Remote Insurance/collections Specialist

3 weeks ago


Los Angeles, United States Conduent Payment Integrity Solution Inc. Full time

Through our dedicated associates, Conduent delivers mission-critical services and solutions on behalf of Fortune 100 companies and over 500 governments - creating exceptional outcomes for our clients and the millions of people who count on them. You have an opportunity to personally thrive, make a difference and be part of a culture where individuality is noticed and valued every day.

**Insurance/Collections Specialist**

**Pay $18-20hr based on experience**

The Insurance/Collections Specialist is responsible for analyzing medical claims data, seeking reimbursement, and recovering overpayments from healthcare providers, third parties, and/or insurance carriers on overpaid medical claims. These claim overpayments are a result of incorrectly paid claims arising from COB issues, data mining, duplicate claim payments, client referrals, etc. Including but not limited to analyzing the overpayment data, and handling disputes and appeals from providers, and navigating difficult collection situations to resolution. Must be able to manage a high volume of incoming and outgoing calls while providing excellent customer service and problem-solving skills. Will need to be able to maintain positive vendor relations as regular telephone contact with providers (doctor’s offices, hospitals, etc.) will be required to initiate the overpayment process. Need to have strong time management and organizational skills as follow ups with providers must be made to discuss status of overpayment and refund process to ensure account resolution.

The Insurance/Collections Specialist is responsible to meet all performance standards: collection goals, compliance, and production to ensure calls are timely, maximum call time is achieved, and ensures quality results.

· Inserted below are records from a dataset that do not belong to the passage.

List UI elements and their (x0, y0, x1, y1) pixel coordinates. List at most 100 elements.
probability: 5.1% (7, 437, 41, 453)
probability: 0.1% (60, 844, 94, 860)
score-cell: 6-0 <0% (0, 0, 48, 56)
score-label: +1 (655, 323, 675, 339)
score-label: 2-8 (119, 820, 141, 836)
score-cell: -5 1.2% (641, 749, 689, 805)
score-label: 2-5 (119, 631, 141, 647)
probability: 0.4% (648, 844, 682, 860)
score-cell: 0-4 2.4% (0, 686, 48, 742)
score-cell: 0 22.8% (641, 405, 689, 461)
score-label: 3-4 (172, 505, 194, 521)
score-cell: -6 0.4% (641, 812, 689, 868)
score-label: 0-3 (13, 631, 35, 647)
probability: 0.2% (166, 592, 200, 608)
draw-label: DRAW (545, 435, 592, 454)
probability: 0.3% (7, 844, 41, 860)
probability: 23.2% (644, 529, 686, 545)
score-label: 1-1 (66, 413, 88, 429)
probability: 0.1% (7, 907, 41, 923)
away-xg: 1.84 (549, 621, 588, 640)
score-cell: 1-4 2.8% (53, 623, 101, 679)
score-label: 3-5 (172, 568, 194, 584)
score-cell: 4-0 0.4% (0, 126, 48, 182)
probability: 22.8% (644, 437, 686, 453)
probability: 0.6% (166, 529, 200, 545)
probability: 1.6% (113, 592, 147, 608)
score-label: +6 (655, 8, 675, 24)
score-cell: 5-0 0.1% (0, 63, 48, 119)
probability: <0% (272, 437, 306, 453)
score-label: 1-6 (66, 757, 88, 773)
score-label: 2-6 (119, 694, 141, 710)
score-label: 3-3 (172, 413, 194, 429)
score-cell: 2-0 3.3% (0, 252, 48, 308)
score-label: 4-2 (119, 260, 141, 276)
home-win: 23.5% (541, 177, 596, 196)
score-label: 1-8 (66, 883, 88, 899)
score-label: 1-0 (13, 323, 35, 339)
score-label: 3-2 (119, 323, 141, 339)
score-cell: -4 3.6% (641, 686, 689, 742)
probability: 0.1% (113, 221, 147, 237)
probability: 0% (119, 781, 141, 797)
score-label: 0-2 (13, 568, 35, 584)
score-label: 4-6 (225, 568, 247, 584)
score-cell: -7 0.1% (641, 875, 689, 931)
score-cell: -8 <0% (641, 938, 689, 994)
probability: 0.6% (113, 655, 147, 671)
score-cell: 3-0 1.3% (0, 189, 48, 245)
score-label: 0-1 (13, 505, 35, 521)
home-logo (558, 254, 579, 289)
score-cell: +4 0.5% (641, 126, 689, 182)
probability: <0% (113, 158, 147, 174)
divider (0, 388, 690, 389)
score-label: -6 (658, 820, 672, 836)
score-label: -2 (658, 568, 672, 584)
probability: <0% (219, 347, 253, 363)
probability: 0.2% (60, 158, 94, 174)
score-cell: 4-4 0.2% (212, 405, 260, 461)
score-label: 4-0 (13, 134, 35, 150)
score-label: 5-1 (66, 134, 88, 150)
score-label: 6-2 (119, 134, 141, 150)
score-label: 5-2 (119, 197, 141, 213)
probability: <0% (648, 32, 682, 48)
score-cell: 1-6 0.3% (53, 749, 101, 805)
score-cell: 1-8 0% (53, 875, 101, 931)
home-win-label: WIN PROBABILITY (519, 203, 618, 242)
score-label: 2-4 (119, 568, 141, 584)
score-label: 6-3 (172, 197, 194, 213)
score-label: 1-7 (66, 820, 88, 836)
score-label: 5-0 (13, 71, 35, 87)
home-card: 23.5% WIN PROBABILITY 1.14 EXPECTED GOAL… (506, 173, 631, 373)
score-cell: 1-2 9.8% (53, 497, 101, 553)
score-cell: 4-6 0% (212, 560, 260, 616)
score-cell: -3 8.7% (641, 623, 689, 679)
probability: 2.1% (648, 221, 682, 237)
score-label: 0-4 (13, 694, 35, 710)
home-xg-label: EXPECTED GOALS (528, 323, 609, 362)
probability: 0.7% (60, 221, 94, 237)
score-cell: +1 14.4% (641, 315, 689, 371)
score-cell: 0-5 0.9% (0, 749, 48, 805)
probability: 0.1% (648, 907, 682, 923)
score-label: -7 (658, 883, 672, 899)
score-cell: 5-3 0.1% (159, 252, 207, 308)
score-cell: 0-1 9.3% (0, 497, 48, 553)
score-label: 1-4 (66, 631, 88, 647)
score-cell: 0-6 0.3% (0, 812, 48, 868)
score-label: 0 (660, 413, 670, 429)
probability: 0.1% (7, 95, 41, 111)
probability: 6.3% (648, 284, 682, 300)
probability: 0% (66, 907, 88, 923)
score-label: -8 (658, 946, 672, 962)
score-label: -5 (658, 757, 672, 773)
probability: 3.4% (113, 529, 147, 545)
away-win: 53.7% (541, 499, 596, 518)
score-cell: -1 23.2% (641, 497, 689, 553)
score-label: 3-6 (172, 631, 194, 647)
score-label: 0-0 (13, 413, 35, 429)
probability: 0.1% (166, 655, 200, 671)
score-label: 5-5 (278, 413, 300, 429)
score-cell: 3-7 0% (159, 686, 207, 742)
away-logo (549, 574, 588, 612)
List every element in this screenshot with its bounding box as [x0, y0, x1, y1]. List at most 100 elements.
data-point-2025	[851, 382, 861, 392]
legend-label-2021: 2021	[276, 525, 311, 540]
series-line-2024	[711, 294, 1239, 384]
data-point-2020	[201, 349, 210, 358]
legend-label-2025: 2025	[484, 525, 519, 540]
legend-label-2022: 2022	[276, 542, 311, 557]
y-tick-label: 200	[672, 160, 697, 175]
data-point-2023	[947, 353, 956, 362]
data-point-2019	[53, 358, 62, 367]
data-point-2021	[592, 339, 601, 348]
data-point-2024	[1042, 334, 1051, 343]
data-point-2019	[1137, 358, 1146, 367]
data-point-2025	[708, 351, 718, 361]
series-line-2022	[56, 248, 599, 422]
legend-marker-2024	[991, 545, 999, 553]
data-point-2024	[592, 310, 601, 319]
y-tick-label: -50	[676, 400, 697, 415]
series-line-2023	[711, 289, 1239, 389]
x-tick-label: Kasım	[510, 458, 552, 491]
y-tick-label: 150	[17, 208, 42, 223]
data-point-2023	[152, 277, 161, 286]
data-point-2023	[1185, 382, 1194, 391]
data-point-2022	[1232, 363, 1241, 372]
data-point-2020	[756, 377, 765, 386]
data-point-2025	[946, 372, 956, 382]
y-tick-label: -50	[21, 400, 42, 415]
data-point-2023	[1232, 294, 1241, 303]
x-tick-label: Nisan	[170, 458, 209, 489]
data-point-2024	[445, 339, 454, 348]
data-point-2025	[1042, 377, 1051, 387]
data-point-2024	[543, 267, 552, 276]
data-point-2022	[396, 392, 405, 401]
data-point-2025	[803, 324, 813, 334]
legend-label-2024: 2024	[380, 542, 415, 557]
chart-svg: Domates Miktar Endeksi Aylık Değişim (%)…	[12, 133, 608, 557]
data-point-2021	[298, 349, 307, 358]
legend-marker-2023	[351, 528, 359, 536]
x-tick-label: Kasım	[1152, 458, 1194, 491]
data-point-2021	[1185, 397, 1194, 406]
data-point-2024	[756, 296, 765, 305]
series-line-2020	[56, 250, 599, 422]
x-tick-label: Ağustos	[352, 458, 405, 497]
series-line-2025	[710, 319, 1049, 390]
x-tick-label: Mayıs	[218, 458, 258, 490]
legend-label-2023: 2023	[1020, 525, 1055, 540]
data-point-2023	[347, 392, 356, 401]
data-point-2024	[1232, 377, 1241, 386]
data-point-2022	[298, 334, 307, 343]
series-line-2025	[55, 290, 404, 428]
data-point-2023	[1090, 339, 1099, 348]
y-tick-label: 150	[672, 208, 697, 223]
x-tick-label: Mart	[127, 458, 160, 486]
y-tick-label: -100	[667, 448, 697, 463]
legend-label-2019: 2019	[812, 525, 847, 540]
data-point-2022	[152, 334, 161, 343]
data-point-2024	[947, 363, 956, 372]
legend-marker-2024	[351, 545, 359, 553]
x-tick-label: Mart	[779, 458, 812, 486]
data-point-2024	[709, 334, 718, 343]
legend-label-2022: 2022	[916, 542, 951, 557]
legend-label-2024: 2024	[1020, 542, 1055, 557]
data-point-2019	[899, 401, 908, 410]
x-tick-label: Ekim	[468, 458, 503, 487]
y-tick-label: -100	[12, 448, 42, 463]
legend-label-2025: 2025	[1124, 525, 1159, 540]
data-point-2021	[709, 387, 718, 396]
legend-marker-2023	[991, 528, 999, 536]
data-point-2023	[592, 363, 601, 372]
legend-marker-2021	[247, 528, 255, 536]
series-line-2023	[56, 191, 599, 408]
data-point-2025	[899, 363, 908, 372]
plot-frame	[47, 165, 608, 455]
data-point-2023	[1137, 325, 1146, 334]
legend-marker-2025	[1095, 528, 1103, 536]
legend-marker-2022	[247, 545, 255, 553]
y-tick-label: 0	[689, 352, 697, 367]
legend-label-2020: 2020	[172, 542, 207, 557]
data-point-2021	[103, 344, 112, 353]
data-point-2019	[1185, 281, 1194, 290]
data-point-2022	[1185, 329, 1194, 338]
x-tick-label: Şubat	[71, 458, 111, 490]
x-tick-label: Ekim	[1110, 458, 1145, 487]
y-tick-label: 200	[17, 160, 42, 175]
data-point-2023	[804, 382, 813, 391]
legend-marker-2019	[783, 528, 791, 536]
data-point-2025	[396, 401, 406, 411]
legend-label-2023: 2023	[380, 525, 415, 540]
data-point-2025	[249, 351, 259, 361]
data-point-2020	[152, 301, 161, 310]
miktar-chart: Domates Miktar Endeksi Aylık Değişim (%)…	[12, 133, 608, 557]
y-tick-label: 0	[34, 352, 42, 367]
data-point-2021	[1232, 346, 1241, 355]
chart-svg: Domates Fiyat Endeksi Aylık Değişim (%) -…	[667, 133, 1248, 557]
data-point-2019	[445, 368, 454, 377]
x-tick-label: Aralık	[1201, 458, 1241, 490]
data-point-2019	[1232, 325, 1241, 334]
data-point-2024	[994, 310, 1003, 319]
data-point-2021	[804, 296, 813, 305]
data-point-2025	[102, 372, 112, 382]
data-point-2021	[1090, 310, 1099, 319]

Insurance-Collections Specialist will handle the collection/recovery of medical claims with identified overpayments through various audits. Responsibilities include (but are not limited to):

- Communicates effectively with other staff/team members.
- Coordinate’s collection efforts between the client and the provider, adjusting claims/reversals as required.
- Develops effective collection/recovery approaches and workflows to maximize collection/recovery opportunities.

**Experience**:

- Must be experienced medical collections and be able to successfully recover overpaid claims.
- Possess strong analytical skills, medical billing or claims processing knowledge and collections background.
- Basic knowledge of insurance procedures, working with insurance carriers, Medicare, and Medicaid.
- Required to have claims processing knowledge so they can speak to providers in medical billing terms to have claims billed correctly to other payors, explain contractual overpayments, general claim overpayments, duplicates, PPO contract overpayments related to medical claims, Part A and B bundled claims, and workers compensation claims.
- Required to have an understanding and working knowledge of how Commercial claims are processed, including benefits, and coverage.
- Understanding of medical claim denials to know when claims will not be paid by other payors or when providers should appeal or rebill claims with corrections.
- Required to have an understanding and working knowledge of Medicare Part A, B, C and D, including benefits and coverage.
- Be able to understand and interpret Explanation of Benefits (EOB) and Electronic Remittance Advice (ERA) for understanding of allowable rates, rejection codes, patient, and secondary insurance responsibility, and to determine correct overpayment amount.
- General understanding of:

- Medicare Part A, Part B and Part D
- Health Insurance, and Medical.
- Healthcare reimbursement in different settings (i.e., Inpatient, Outpatient, home health, long term care, home infusion, health systems, community pharmacy, and ambulatory clinics.
- Coordination of Benefits (COB) to determine each party’s responsibility.
- Interpreting EOB’s, ERA’s (electronic remittance advice) for understanding of allowable rates and patient accumulations.
- CPT codes, ICD 9/10 codes
- CMS guidelines surrounding Medicare Part A, B and D.
- Must be experienced in medical collections and be able to successfully recover overpaid claims.
- Professional verbal and written communication skills required. Excel knowledge strongly preferred.
- Must possess the ability to work independently and have excellent customer service and communication skills, patience, flexibility, and the assertiveness to achieve goals.
- Strong phone skills and computer skills including MS Office (Word, Excel and Outlook) required.
- Employee must have the ability to speak, hear and see clearly, and will be on the telephone the duration of the daily shift.
- Must be able to sit for long periods of time.

Experience/Education:

- Minimum 1-year experience with medical billing/insurance collections.
- Training certificate or only front office scheduling experience not sufficient.